It’s a movie set in Pakistan but shot in India. After Brad Pitt and Angelina Jolie shot their latest movie in a Pune suburb, it’s now the turn of an Oscar-winning director.
Five years after his debut film won the Oscar for No Man’s Land, beating Aamir Khan’s Lagaan, Bosnian filmmaker Danis Tanovic will shoot his next film in India. He was in the country last month, scouting for locations in India.
Tanovic, whose first film won the Oscar for the Best Foreign Film for his 2001 movie, spent almost a month here. His next movie is based on a “true story” based in Pakistan, made in English. Since it is not easy to shoot in Pakistan, he is planning to shoot in India. “Locations in and around Punjab are being considered as they are similar to the Pakistani countryside,” a source said.
E-mails and phone calls to Tanovic’s agent did not elicit response and sources explained the director was keen to keep the project “under wraps.”
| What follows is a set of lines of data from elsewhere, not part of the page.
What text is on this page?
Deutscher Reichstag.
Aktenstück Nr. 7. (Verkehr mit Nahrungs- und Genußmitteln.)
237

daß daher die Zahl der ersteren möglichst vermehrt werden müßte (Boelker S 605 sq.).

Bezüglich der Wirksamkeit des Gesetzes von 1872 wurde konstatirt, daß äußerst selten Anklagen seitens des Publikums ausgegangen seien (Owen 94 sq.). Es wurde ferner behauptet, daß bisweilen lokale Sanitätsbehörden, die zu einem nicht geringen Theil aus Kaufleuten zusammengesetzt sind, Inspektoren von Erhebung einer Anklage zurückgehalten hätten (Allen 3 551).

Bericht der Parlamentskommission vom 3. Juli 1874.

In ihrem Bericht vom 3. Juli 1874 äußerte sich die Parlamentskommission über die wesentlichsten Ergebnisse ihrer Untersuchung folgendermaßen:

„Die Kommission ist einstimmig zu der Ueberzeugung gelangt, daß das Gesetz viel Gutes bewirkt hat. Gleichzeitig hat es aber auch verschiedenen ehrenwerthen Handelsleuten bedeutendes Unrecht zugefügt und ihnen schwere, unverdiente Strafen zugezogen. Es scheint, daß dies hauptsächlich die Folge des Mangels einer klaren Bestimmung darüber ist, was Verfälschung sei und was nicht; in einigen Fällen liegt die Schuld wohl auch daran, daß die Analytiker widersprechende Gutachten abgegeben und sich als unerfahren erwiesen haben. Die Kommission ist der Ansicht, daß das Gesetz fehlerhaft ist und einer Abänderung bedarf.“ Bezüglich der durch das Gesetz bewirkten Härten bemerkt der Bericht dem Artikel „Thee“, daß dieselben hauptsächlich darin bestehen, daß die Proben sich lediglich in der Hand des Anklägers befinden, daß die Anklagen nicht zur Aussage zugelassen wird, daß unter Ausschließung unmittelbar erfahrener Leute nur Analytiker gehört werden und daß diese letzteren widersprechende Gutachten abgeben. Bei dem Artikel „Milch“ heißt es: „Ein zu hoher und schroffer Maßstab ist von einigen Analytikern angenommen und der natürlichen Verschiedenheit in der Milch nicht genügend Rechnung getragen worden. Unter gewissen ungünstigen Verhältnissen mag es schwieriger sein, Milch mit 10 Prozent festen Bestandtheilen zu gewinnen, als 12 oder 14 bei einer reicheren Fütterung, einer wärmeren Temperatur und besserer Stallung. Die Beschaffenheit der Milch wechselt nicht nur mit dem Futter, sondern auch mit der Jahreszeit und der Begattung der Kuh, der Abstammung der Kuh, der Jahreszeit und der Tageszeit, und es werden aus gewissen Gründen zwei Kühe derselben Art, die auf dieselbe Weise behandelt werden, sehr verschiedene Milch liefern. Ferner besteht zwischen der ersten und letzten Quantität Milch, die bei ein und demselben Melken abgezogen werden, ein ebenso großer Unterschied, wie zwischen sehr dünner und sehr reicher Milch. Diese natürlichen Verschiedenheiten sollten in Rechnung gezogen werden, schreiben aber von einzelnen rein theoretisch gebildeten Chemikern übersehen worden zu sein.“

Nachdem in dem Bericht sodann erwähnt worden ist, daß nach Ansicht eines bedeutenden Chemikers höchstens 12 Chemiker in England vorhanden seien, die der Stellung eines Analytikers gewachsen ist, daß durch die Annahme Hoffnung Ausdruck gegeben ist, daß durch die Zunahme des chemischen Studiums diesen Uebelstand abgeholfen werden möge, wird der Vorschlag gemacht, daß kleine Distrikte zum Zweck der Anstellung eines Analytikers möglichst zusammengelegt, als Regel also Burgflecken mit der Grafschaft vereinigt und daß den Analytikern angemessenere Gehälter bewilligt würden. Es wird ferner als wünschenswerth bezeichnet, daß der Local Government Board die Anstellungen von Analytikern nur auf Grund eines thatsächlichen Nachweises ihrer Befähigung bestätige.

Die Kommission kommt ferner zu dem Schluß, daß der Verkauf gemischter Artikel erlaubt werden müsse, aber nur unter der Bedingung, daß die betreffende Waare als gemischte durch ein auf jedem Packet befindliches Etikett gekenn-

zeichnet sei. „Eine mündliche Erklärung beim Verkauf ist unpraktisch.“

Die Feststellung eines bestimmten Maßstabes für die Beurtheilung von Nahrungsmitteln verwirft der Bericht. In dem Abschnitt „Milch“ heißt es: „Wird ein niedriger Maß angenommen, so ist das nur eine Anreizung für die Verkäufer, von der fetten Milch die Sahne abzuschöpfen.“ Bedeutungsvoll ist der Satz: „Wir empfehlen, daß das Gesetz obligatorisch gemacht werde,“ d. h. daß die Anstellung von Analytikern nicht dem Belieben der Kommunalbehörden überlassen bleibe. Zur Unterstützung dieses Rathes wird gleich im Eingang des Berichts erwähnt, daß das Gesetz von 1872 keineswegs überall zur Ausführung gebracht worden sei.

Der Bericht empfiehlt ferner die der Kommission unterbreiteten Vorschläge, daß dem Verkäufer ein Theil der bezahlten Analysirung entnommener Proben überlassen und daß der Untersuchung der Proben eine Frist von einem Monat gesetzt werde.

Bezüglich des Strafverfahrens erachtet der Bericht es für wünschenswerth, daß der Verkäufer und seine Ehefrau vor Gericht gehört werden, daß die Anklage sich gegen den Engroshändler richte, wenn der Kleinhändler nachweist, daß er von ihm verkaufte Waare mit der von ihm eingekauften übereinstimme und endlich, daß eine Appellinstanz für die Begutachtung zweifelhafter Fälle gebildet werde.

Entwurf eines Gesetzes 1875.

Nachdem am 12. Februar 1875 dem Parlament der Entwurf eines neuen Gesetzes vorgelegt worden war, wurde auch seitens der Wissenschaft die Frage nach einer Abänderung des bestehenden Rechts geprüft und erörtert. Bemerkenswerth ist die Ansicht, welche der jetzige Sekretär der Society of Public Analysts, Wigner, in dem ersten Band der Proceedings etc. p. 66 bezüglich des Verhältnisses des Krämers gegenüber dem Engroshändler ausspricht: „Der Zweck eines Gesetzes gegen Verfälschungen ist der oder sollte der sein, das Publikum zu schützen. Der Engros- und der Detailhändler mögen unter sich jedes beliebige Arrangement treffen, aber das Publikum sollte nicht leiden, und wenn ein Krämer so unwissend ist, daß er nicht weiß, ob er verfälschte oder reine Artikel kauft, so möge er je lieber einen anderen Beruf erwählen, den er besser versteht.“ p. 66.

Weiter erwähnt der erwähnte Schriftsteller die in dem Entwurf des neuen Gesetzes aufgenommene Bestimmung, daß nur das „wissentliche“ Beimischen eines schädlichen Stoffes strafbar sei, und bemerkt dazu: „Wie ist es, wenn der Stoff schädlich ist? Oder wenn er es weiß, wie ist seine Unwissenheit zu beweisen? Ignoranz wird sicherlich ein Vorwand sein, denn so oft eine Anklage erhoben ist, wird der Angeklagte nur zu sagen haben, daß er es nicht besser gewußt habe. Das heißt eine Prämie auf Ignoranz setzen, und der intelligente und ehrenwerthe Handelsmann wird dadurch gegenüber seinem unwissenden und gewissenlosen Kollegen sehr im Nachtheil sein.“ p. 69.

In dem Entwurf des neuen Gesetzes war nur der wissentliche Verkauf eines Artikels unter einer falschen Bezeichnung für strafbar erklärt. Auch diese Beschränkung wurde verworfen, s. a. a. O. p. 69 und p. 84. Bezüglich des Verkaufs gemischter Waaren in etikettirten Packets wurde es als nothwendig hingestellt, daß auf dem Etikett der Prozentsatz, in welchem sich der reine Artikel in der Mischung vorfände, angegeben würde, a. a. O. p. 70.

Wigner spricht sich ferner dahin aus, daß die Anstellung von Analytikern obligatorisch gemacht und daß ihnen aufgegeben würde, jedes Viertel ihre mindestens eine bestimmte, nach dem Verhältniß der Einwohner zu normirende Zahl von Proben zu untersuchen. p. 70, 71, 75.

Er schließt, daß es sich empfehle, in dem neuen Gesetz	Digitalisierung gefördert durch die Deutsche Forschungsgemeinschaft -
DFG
The shooting schedule is still to be firmed up but it will be later this year. However, going by Tanovic’s standards, he will be here and gone in a jiffy. His Oscar-winning effort, No Man’s Land, was written in 10 days, shot within a month and cut in a week—and on a budget of just $ 1 million.
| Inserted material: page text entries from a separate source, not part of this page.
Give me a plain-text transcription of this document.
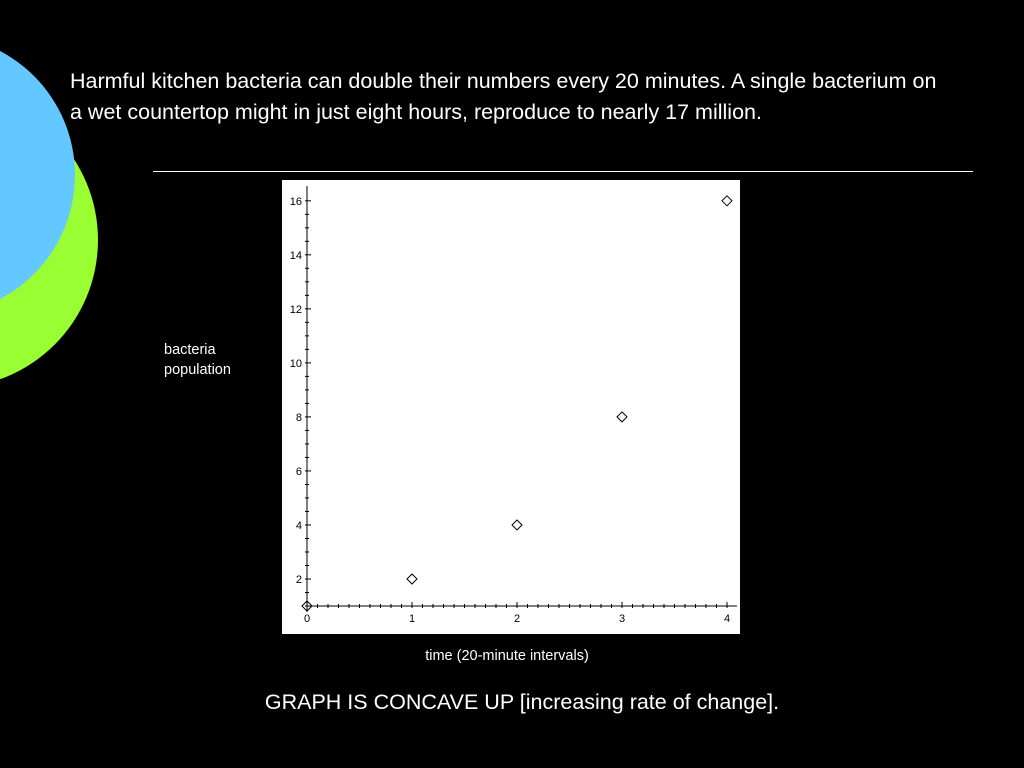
Harmful kitchen bacteria can double their numbers every 20 minutes. A single bacterium on a wet countertop might in just eight hours, reproduce to nearly 17 million.

bacteria
population
2
4
6
8
10
12
14
16
0	1	2	3	4
time (20-minute intervals)
GRAPH IS CONCAVE UP [increasing rate of change].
Tanovic, who was the Bosnian army’s official cameraman in the Balkan war, worked closely with the legendary Polish director and screenwriter, late Krzysztof Kieslowski, and was considered his protégé. In fact, Hell, Tanovic’s last effort, is part of Kieslowski’s unfinished trilogy based on Dante’s Divine Comedy —(Heaven, Hell and Purgatory). Tanovic, 38, who finds Hollywood terrifying, is now based in Paris because only French law guarantees his right to the final cut. The filmmaker has already begun casting for the film. While there would be a slew of Indian actors in the supporting cast, the lead role will be done by Sacha Dhawan, the first British Asian to win the Royal Television Society Awards.
Fimmaker Anurag Kashyap, who has a history of films not getting released, quotes what the Bosnian director, who was studying at the Sarajevo Film Academy in 1992 when the war broke out, had told him, in his blog: “I would rather make an unreleased film that said something than a blockbuster that said nothing.”